Il ne s’agit pas ici pour moi de traiter une question devant faire l’objet d’un débat qui sera nécessairement long. Je risquerai certaines hypothèses :

- L’histoire et le simple bon sens enseignent que les formations patentées se réclamant de la gauche, et qui entendent le rester, verront apparaître des concurrents si leur offre ne correspond pas à la demande.

- Attac a plus que jamais son rôle à jouer en France, en Europe et dans le monde dans son profil actuel, qui est celui dans lequel se reconnaît la majorité des adhérents.

- Si un nouvel « objet » politique né de l’intérieur de l’association devait voir le jour dans les années à venir (et les listes « 100 % » sont l’un des symptômes d’une volonté d’engagement complémentaire à celui d’Attac), il devrait se bâtir en toute indépendance d’Attac, sans rapport organique, et certainement pas dans la dialectique syndicats-partis sociaux-démocrates du Royaume-Uni, de l’Allemagne et des pays nordiques.

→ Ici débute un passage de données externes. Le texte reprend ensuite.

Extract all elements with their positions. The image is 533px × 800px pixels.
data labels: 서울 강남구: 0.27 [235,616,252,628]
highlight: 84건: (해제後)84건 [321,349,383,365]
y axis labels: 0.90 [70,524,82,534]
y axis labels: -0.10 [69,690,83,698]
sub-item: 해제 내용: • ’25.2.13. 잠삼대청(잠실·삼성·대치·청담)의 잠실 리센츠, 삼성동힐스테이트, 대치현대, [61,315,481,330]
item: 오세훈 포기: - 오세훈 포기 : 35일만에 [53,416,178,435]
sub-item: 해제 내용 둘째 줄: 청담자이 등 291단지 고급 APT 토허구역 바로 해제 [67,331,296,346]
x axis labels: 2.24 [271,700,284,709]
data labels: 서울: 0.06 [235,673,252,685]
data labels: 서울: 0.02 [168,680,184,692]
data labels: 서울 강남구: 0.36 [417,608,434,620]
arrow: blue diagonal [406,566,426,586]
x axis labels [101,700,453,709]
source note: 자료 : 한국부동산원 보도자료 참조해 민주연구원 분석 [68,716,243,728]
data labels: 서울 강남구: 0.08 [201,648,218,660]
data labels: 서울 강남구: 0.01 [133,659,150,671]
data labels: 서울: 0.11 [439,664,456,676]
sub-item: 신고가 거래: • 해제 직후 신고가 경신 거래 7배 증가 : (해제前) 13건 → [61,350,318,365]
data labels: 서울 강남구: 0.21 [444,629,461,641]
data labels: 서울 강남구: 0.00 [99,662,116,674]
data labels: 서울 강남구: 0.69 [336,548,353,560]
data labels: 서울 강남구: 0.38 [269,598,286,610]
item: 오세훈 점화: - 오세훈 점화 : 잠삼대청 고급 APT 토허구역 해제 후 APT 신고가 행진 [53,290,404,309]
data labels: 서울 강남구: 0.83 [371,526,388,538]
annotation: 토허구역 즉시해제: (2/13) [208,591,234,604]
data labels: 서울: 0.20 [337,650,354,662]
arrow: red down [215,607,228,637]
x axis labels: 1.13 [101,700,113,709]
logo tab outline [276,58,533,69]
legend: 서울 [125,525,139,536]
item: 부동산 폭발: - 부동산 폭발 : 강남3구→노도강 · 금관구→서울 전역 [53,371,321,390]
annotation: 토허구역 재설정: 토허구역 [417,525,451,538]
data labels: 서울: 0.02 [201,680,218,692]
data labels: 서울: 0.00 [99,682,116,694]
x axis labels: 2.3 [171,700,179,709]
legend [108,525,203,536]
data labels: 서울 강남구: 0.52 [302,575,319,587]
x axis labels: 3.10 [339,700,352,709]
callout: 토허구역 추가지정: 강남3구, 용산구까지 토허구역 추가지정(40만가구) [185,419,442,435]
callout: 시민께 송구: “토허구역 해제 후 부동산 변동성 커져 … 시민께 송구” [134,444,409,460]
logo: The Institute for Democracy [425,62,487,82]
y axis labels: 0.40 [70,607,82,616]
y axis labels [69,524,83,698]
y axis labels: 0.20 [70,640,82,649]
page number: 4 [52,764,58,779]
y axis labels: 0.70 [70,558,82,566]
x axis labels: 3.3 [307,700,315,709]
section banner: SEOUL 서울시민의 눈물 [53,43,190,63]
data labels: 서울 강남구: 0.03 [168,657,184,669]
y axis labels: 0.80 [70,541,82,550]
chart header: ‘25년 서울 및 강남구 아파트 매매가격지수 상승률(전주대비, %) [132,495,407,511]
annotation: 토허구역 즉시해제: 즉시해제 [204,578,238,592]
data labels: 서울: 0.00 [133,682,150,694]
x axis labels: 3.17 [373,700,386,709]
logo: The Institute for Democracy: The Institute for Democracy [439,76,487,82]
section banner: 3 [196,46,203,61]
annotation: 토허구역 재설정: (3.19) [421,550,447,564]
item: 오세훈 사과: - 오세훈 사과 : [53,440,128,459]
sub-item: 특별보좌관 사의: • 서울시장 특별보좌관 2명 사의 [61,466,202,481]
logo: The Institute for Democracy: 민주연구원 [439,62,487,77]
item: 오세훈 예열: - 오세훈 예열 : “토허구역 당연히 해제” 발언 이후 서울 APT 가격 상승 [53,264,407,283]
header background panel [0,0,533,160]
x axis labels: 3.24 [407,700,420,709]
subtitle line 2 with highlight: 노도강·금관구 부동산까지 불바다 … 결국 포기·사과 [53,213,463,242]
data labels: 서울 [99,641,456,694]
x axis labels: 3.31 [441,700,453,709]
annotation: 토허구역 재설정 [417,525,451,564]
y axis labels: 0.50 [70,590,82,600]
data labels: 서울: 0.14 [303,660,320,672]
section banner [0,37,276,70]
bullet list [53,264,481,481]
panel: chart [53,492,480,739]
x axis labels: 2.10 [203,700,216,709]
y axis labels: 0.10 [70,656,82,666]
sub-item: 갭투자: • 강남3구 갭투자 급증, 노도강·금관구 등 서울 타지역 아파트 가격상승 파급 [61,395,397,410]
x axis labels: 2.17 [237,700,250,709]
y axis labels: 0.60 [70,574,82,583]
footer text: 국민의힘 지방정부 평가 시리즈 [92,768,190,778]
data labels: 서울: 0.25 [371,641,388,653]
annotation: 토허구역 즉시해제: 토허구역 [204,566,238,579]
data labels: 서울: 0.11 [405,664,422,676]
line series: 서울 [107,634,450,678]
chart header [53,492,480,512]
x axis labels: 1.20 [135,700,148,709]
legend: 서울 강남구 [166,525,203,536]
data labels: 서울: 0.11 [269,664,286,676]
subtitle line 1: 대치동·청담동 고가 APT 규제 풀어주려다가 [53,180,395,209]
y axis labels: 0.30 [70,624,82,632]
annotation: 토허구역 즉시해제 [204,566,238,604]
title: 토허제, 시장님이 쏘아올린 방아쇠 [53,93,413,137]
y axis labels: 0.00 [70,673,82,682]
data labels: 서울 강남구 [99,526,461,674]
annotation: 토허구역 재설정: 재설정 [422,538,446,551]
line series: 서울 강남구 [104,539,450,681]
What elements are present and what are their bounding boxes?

Une référence plus pertinente serait le rôle joué par les mouvements de jeunesse et d’éducation populaire catholiques dans la formation des futurs cadres du syndicalisme agricole français.

5.- Au CA, structurer un débat nécessaire

La convocation d’un conseil d’administration extraordinaire d’Attac, le 15 mai, peut être la pire ou la meilleure des choses.

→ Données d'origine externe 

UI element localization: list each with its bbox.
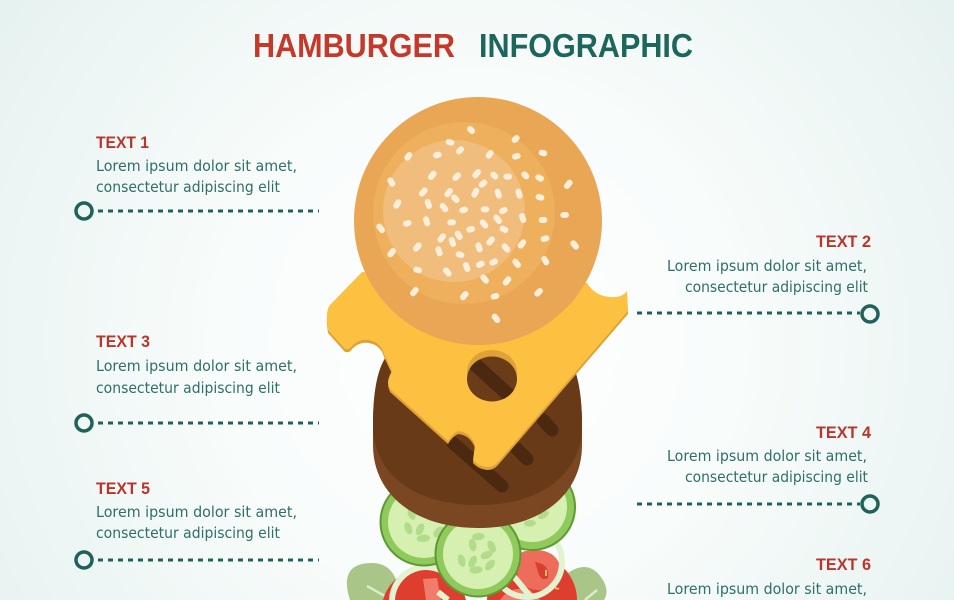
callout: text 1: consectetur adipiscing elit: [96, 178, 280, 196]
top bun: [354, 97, 602, 345]
lettuce: [347, 563, 606, 600]
tomato slices: [383, 550, 577, 600]
callout: text 5: consectetur adipiscing elit: [96, 524, 280, 542]
callout: text 6: [667, 555, 871, 598]
callout: text 2: consectetur adipiscing elit: [685, 278, 868, 296]
cucumber slice centre: [434, 510, 522, 598]
callout: text 5: Lorem ipsum dolor sit amet,: [96, 503, 297, 521]
title: HAMBURGER: [253, 27, 455, 64]
callout: text 5: TEXT 5: [96, 479, 150, 498]
callout: text 2: TEXT 2: [816, 232, 871, 251]
callout: text 4: [637, 423, 878, 512]
sesame seeds: [379, 129, 576, 320]
callout: text 4: consectetur adipiscing elit: [685, 468, 868, 486]
infographic canvas: [74, 34, 880, 600]
callout: text 3: Lorem ipsum dolor sit amet,: [96, 357, 297, 375]
callout: text 3: TEXT 3: [96, 332, 150, 351]
callout: text 5: [76, 479, 319, 568]
callout: text 1: TEXT 1: [96, 133, 149, 152]
callout: text 2: [637, 232, 878, 322]
callout: text 1: [76, 133, 319, 219]
callout: text 1: Lorem ipsum dolor sit amet,: [96, 157, 297, 175]
beef patty: [373, 352, 582, 528]
callout: text 2: Lorem ipsum dolor sit amet,: [667, 257, 867, 275]
cheese slice: [327, 272, 628, 470]
callout: text 3: [76, 332, 319, 431]
cucumber slice left: [380, 478, 468, 566]
callout: text 6: Lorem ipsum dolor sit amet,: [667, 580, 867, 598]
onion rings: [392, 527, 562, 600]
callout: text 4: TEXT 4: [816, 423, 872, 442]
title: [253, 27, 693, 64]
callout: text 6: TEXT 6: [816, 555, 871, 574]
cheese hole: [467, 350, 517, 402]
title: INFOGRAPHIC: [479, 27, 693, 64]
callout: text 3: consectetur adipiscing elit: [96, 379, 280, 397]
cucumber slice right: [488, 463, 576, 551]
callout: text 4: Lorem ipsum dolor sit amet,: [667, 447, 867, 465]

La pire des choses si, passant à côté des vrais enjeux, certains veulent le transformer en tribunal, en tentative de déstabilisation de la direction élue ou en affirmation implicite que certains membres du CA sont plus égaux que d’autres. De tels projets, s’ils existent, me paraissent par avance totalement voués à l’échec, mais ils nuiraient indiscutablement à l’association. Celle-ci s’en remettrait cependant car l’immense majorité des adhérents individuels ne se reconnaîtrait pas dans ces manoeuvres.

La meilleure des choses si le problème de fond qu’est le rapport à l’engagement politique est abordé franchement par chacun(e), de manière à structurer un débat nécessaire à tous les niveaux d’Attac. Je conviens volontiers que la question ne se pose pas dans les mêmes termes chez les membres dits actifs et chez ceux qui représentent une organisation devant veiller au respect de ses propres équilibres internes. Cela implique certainement des clarifications réciproques, mais n’autorise personne, individu ou structure, à prétendre couler Attac dans le schéma qu’il affectionne. Attac vit !

J’espère, je pense même, que, passant outre à quelques réactions à chaud, tous les membres du CA se montreront, le 15 mai, à la hauteur de leurs responsabilités.